The novel certainly has moments of suspense as well as wry satirical humor, but Ma primarily uses her book to present an intimate and stark look at how human beings can decay both physically and emotionally.

Severance focuses on Candace Chen, a Chinese American in New York City who spends her days negotiating with frustrating clients as a publishing coordinator for biblical texts. The narrative alternates between present and past and builds the architecture of Candace’s life as a disillusioned workaholic clinging to old memories. Candace’s boyfriend breaks up with her when she is unwilling to move away with him and give up her corporate job. At this point in time, Shen Fever spreads, and as the number of infected people grows, millions leave New York while Candace stays. Eventually, she meets a group of survivors who are also immune to the illness and travels with them to a safehold dubbed “The Facility” by the group leader, Bob.

The story is rife with observations on human nature and the tendency for people to stick to their “safe” and comfortable routines. Much of Candace’s motivations surround the juxtaposition between her insistence on holding onto her job and the ease with which she drifts from place to place. She moves on from her parents’ deaths seemingly quickly (although they still remain in many of her thoughts) and refuses to leave New York with her boyfriend before the pandemic spreads. She spends years at her job despite never receiving her desired promotion to the Arts department. 

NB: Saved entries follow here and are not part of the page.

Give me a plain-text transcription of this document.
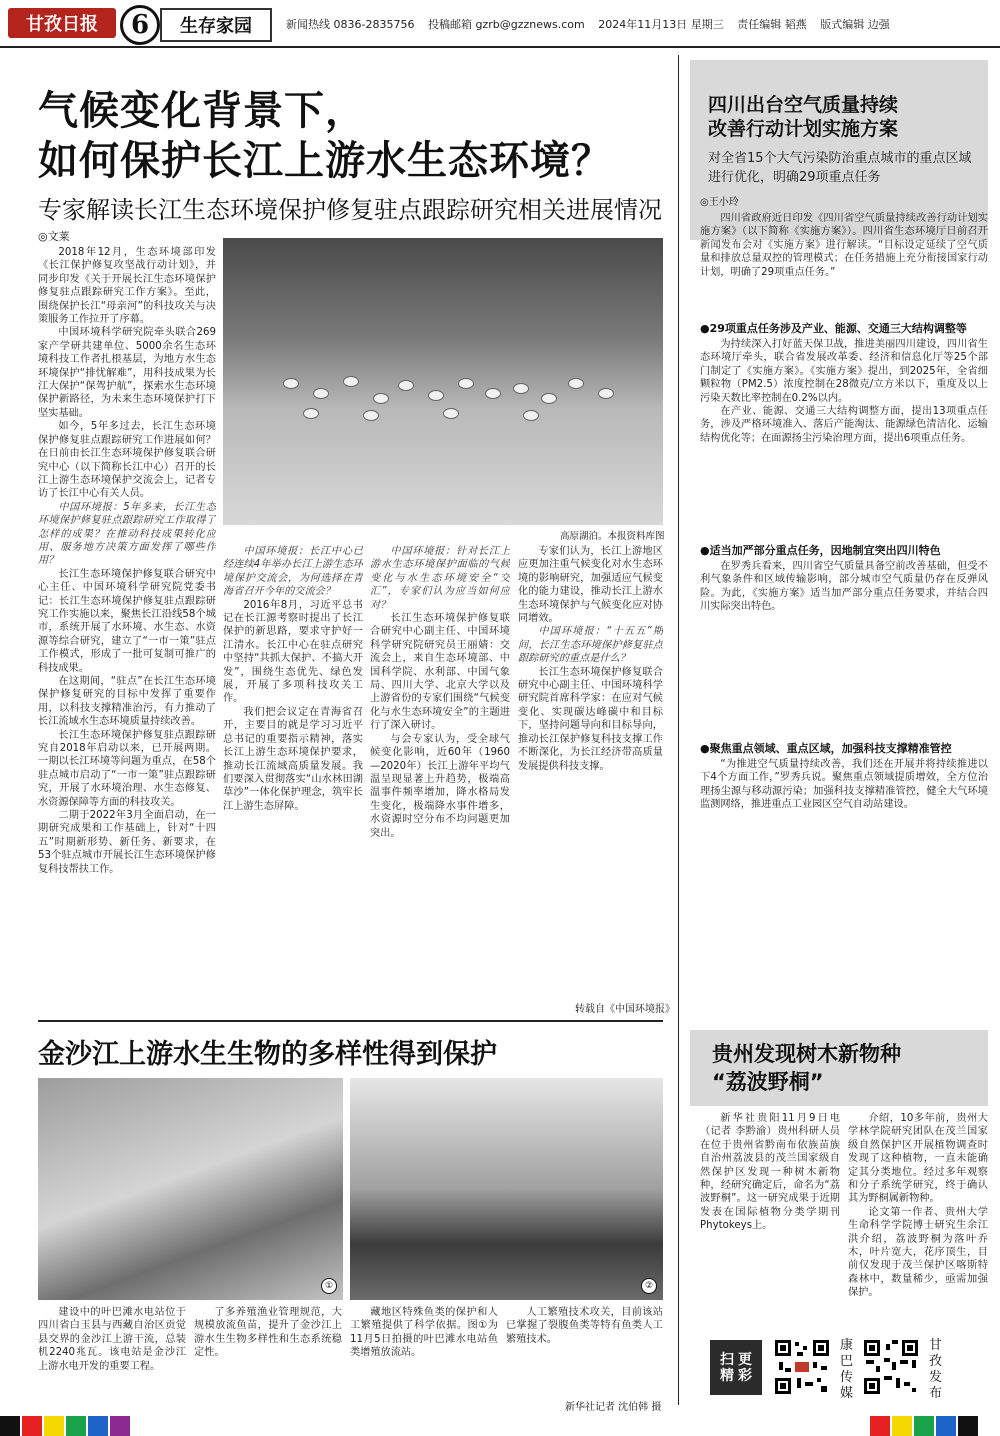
甘孜日报	6	生存家园	新闻热线 0836-2835756 投稿邮箱 gzrb@gzznews.com 2024年11月13日 星期三 责任编辑 韬燕 版式编辑 边强
气候变化背景下，
如何保护长江上游水生态环境？
专家解读长江生态环境保护修复驻点跟踪研究相关进展情况
◎文莱

2018年12月，生态环境部印发《长江保护修复攻坚战行动计划》，并同步印发《关于开展长江生态环境保护修复驻点跟踪研究工作方案》。至此，围绕保护长江“母亲河”的科技攻关与决策服务工作拉开了序幕。

中国环境科学研究院牵头联合269家产学研共建单位、5000余名生态环境科技工作者扎根基层，为地方水生态环境保护“排忧解难”，用科技成果为长江大保护“保驾护航”，探索水生态环境保护新路径，为未来生态环境保护打下坚实基础。

如今，5年多过去，长江生态环境保护修复驻点跟踪研究工作进展如何？在日前由长江生态环境保护修复联合研究中心（以下简称长江中心）召开的长江上游生态环境保护交流会上，记者专访了长江中心有关人员。

中国环境报：5年多来，长江生态环境保护修复驻点跟踪研究工作取得了怎样的成果？在推动科技成果转化应用、服务地方决策方面发挥了哪些作用？

长江生态环境保护修复联合研究中心主任、中国环境科学研究院党委书记：长江生态环境保护修复驻点跟踪研究工作实施以来，聚焦长江沿线58个城市，系统开展了水环境、水生态、水资源等综合研究，建立了“一市一策”驻点工作模式，形成了一批可复制可推广的科技成果。

在这期间，“驻点”在长江生态环境保护修复研究的目标中发挥了重要作用，以科技支撑精准治污，有力推动了长江流域水生态环境质量持续改善。

长江生态环境保护修复驻点跟踪研究自2018年启动以来，已开展两期。一期以长江环境等问题为重点，在58个驻点城市启动了“一市一策”驻点跟踪研究，开展了水环境治理、水生态修复、水资源保障等方面的科技攻关。

二期于2022年3月全面启动，在一期研究成果和工作基础上，针对“十四五”时期新形势、新任务、新要求，在53个驻点城市开展长江生态环境保护修复科技帮扶工作。

高原湖泊。本报资料库图

中国环境报：长江中心已经连续4年举办长江上游生态环境保护交流会，为何选择在青海省召开今年的交流会？

2016年8月，习近平总书记在长江源考察时提出了长江保护的新思路，要求守护好一江清水。长江中心在驻点研究中坚持“共抓大保护、不搞大开发”，围绕生态优先、绿色发展，开展了多项科技攻关工作。

我们把会议定在青海省召开，主要目的就是学习习近平总书记的重要指示精神，落实长江上游生态环境保护要求，推动长江流域高质量发展。我们要深入贯彻落实“山水林田湖草沙”一体化保护理念，筑牢长江上游生态屏障。

中国环境报：针对长江上游水生态环境保护面临的气候变化与水生态环境安全“交汇”，专家们认为应当如何应对？

长江生态环境保护修复联合研究中心副主任、中国环境科学研究院研究员王丽婧：交流会上，来自生态环境部、中国科学院、水利部、中国气象局、四川大学、北京大学以及上游省份的专家们围绕“气候变化与水生态环境安全”的主题进行了深入研讨。

与会专家认为，受全球气候变化影响，近60年（1960—2020年）长江上游年平均气温呈现显著上升趋势，极端高温事件频率增加，降水格局发生变化，极端降水事件增多，水资源时空分布不均问题更加突出。

专家们认为，长江上游地区应更加注重气候变化对水生态环境的影响研究，加强适应气候变化的能力建设，推动长江上游水生态环境保护与气候变化应对协同增效。

中国环境报：“十五五”期间，长江生态环境保护修复驻点跟踪研究的重点是什么？

长江生态环境保护修复联合研究中心副主任、中国环境科学研究院首席科学家：在应对气候变化、实现碳达峰碳中和目标下，坚持问题导向和目标导向，推动长江保护修复科技支撑工作不断深化，为长江经济带高质量发展提供科技支撑。

转载自《中国环境报》
金沙江上游水生生物的多样性得到保护
①	②

建设中的叶巴滩水电站位于四川省白玉县与西藏自治区贡觉县交界的金沙江上游干流，总装机2240兆瓦。该电站是金沙江上游水电开发的重要工程。

了多养殖渔业管理规范，大规模放流鱼苗，提升了金沙江上游水生生物多样性和生态系统稳定性。

藏地区特殊鱼类的保护和人工繁殖提供了科学依据。图①为11月5日拍摄的叶巴滩水电站鱼类增殖放流站。

人工繁殖技术攻关，目前该站已掌握了裂腹鱼类等特有鱼类人工繁殖技术。

新华社记者 沈伯韩 摄
四川出台空气质量持续
改善行动计划实施方案
对全省15个大气污染防治重点城市的重点区域进行优化，明确29项重点任务
◎王小玲

四川省政府近日印发《四川省空气质量持续改善行动计划实施方案》（以下简称《实施方案》）。四川省生态环境厅日前召开新闻发布会对《实施方案》进行解读。“目标设定延续了空气质量和排放总量双控的管理模式；在任务措施上充分衔接国家行动计划，明确了29项重点任务。”

●29项重点任务涉及产业、能源、交通三大结构调整等

为持续深入打好蓝天保卫战，推进美丽四川建设，四川省生态环境厅牵头，联合省发展改革委、经济和信息化厅等25个部门制定了《实施方案》。《实施方案》提出，到2025年，全省细颗粒物（PM2.5）浓度控制在28微克/立方米以下，重度及以上污染天数比率控制在0.2%以内。

在产业、能源、交通三大结构调整方面，提出13项重点任务，涉及严格环境准入、落后产能淘汰、能源绿色清洁化、运输结构优化等；在面源扬尘污染治理方面，提出6项重点任务。

●适当加严部分重点任务，因地制宜突出四川特色

在罗秀兵看来，四川省空气质量具备空前改善基础，但受不利气象条件和区域传输影响，部分城市空气质量仍存在反弹风险。为此，《实施方案》适当加严部分重点任务要求，并结合四川实际突出特色。

●聚焦重点领域、重点区域，加强科技支撑精准管控

“为推进空气质量持续改善，我们还在开展并将持续推进以下4个方面工作，”罗秀兵说。聚焦重点领域提质增效，全方位治理扬尘源与移动源污染；加强科技支撑精准管控，健全大气环境监测网络，推进重点工业园区空气自动站建设。

贵州发现树木新物种
“荔波野桐”

新华社贵阳11月9日电（记者 李黔渝）贵州科研人员在位于贵州省黔南布依族苗族自治州荔波县的茂兰国家级自然保护区发现一种树木新物种，经研究确定后，命名为“荔波野桐”。这一研究成果于近期发表在国际植物分类学期刊Phytokeys上。

介绍，10多年前，贵州大学林学院研究团队在茂兰国家级自然保护区开展植物调查时发现了这种植物，一直未能确定其分类地位。经过多年观察和分子系统学研究，终于确认其为野桐属新物种。

论文第一作者、贵州大学生命科学学院博士研究生余江洪介绍，荔波野桐为落叶乔木，叶片宽大，花序顶生，目前仅发现于茂兰保护区喀斯特森林中，数量稀少，亟需加强保护。

扫 更
精 彩
康巴传媒
甘孜发布
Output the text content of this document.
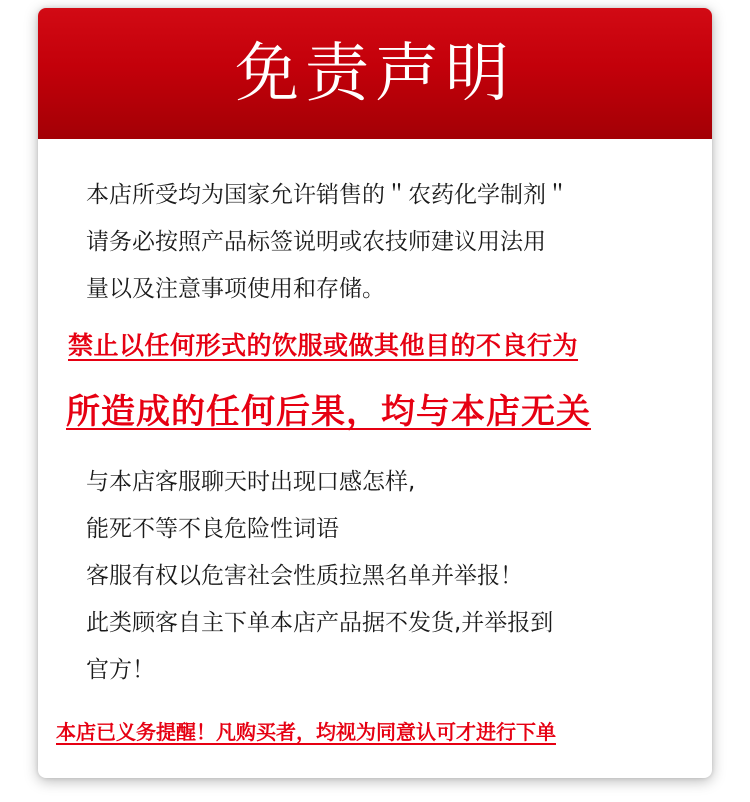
免责声明
本店所受均为国家允许销售的＂农药化学制剂＂
请务必按照产品标签说明或农技师建议用法用
量以及注意事项使用和存储。
禁止以任何形式的饮服或做其他目的不良行为
所造成的任何后果，均与本店无关
与本店客服聊天时出现口感怎样,
能死不等不良危险性词语
客服有权以危害社会性质拉黑名单并举报！
此类顾客自主下单本店产品据不发货,并举报到
官方！
本店已义务提醒！凡购买者，均视为同意认可才进行下单
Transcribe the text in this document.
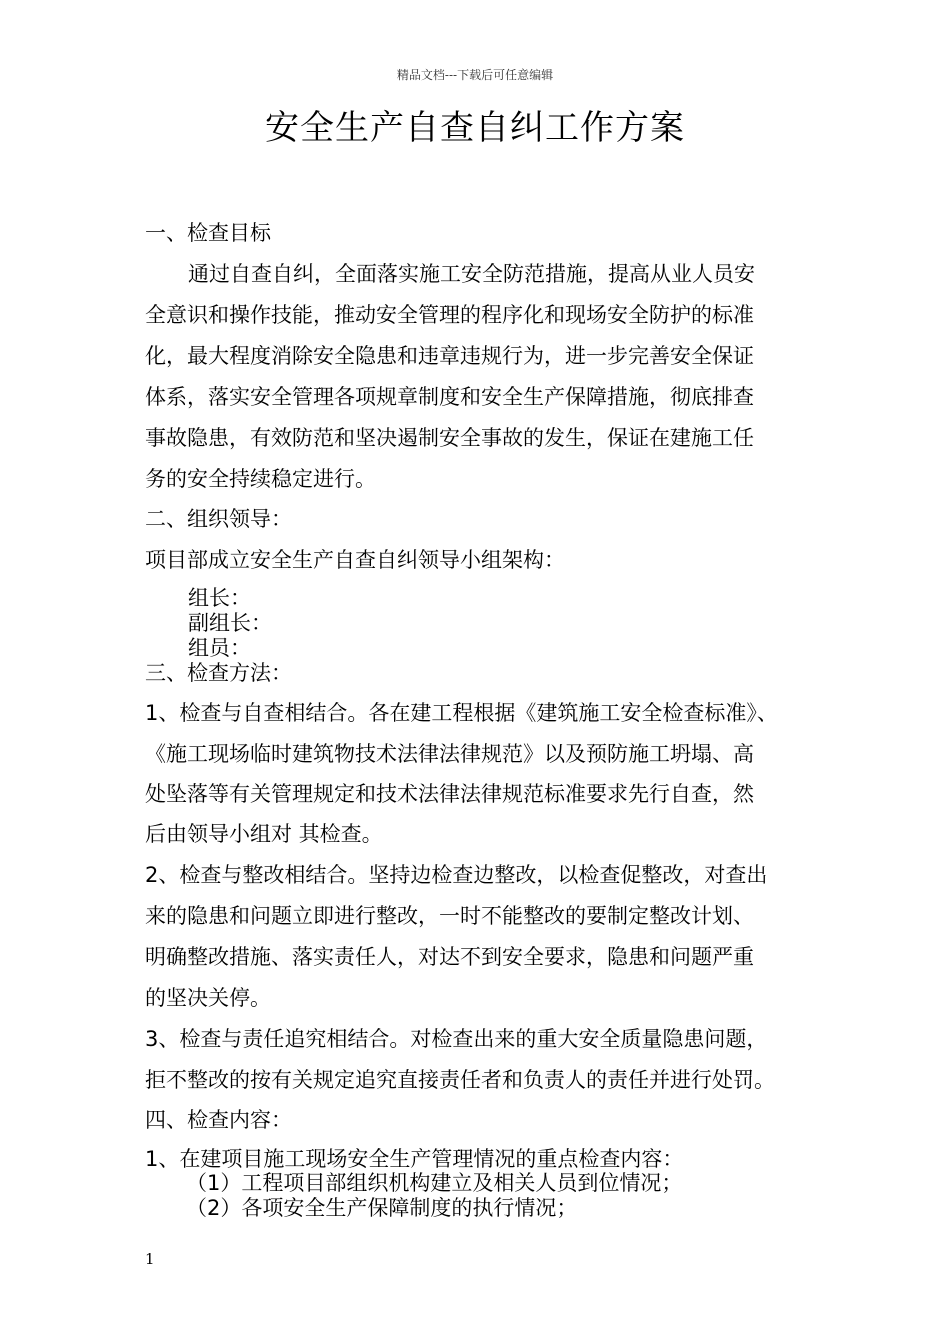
精品文档---下载后可任意编辑
安全生产自查自纠工作方案
一、检查目标
通过自查自纠，全面落实施工安全防范措施，提高从业人员安
全意识和操作技能，推动安全管理的程序化和现场安全防护的标准
化，最大程度消除安全隐患和违章违规行为，进一步完善安全保证
体系，落实安全管理各项规章制度和安全生产保障措施，彻底排查
事故隐患，有效防范和坚决遏制安全事故的发生，保证在建施工任
务的安全持续稳定进行。
二、组织领导：
项目部成立安全生产自查自纠领导小组架构：
组长：
副组长：
组员：
三、检查方法：
1、检查与自查相结合。各在建工程根据《建筑施工安全检查标准》、
《施工现场临时建筑物技术法律法律规范》以及预防施工坍塌、高
处坠落等有关管理规定和技术法律法律规范标准要求先行自查，然
后由领导小组对 其检查。
2、检查与整改相结合。坚持边检查边整改，以检查促整改，对查出
来的隐患和问题立即进行整改，一时不能整改的要制定整改计划、
明确整改措施、落实责任人，对达不到安全要求，隐患和问题严重
的坚决关停。
3、检查与责任追究相结合。对检查出来的重大安全质量隐患问题，
拒不整改的按有关规定追究直接责任者和负责人的责任并进行处罚。
四、检查内容：
1、在建项目施工现场安全生产管理情况的重点检查内容：
（1）工程项目部组织机构建立及相关人员到位情况；
（2）各项安全生产保障制度的执行情况；
1
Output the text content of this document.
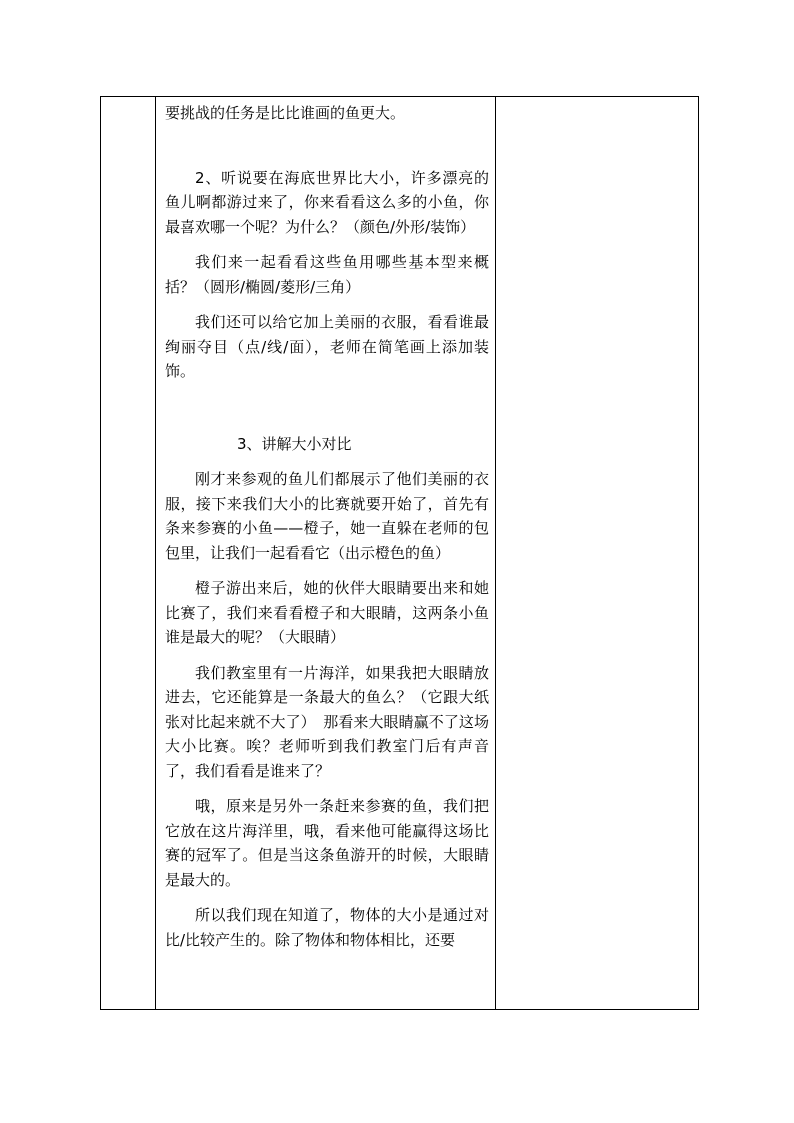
要挑战的任务是比比谁画的鱼更大。

2、听说要在海底世界比大小，许多漂亮的鱼儿啊都游过来了，你来看看这么多的小鱼，你最喜欢哪一个呢？为什么？（颜色/外形/装饰）

我们来一起看看这些鱼用哪些基本型来概括？（圆形/椭圆/菱形/三角）

我们还可以给它加上美丽的衣服，看看谁最绚丽夺目（点/线/面），老师在简笔画上添加装饰。

3、讲解大小对比

刚才来参观的鱼儿们都展示了他们美丽的衣服，接下来我们大小的比赛就要开始了，首先有条来参赛的小鱼——橙子，她一直躲在老师的包包里，让我们一起看看它（出示橙色的鱼）

橙子游出来后，她的伙伴大眼睛要出来和她比赛了，我们来看看橙子和大眼睛，这两条小鱼谁是最大的呢？（大眼睛）

我们教室里有一片海洋，如果我把大眼睛放进去，它还能算是一条最大的鱼么？（它跟大纸张对比起来就不大了）　那看来大眼睛赢不了这场大小比赛。唉？老师听到我们教室门后有声音了，我们看看是谁来了？

哦，原来是另外一条赶来参赛的鱼，我们把它放在这片海洋里，哦，看来他可能赢得这场比赛的冠军了。但是当这条鱼游开的时候，大眼睛是最大的。

所以我们现在知道了，物体的大小是通过对比/比较产生的。除了物体和物体相比，还要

When she meets the other survivors, she adapts quickly to their social structures but also begins to contemplate the emotional and mental changes she will need to make in order to survive. While she easily gives up social and emotional ties, she finds it difficult to let go of the comfortable aimlessness of work.

Like her, the zombies are sedentary, only moving to complete the menial routines they are perpetually stuck to until they die. The commentary on work culture can be quite on the nose, but the overall satirical elements of Severance present a poignant critique of capitalism. Trapped in the many turning cogs of the economic machine, what must one sacrifice and what must one endorse in order to survive? How does capitalism restrict all of us in inevitable, inescapable cycles?

Ma presents these elements through her characters and their various roles in society. Candace’s boyfriend rejects consumerism and corporate work to pursue art, a choice that falls flat of its moral when Candace internally points out the privilege and idealism in his actions. After all, the decision to abstain from participation in society is only available to those who can afford it. Candace’s more practical look at society reflects the opposite end of the spectrum — a complete submission to economic structures and a driven, task-oriented attitude. 

While the other characters respond to Candace’s insistence on working during the pandemic with incredulity, Candace simply states that she has nowhere else to go and no one else to turn to, so working is the best outlet for her. By including this detail, Ma points out the way we have come to use work as both a scale of value and a survival mechanism.

Reading Severance and looking past the surface-level comparison of Shen Fever with COVID-19, I was struck by how many parallels could be found between the book and our current situation, specifically in how the weaknesses of our society have been exposed. The global pandemic has revealed systemic problems in our nation that many of us have been privileged enough to never understand until now — problems like the lack of social support programs allowing people to take medical leave from work to properly quarantine. 

Severance exposes the issues in capitalism in a different manner, highlighting the kind of mental loopholes people jump through to rationalize participation in the system. Ma offers no solutions in her story; Candace’s actions at the end of the book fix neither their society nor herself. In this way, Candace is not condemned, but she also isn’t absolved. She represents the self-contradictory nature of existence and the kind of mental and emotional outpour that results when these contradictions meet.

Overall, I found Severance both enjoyable and thought-provoking and would definitely recommend reading it.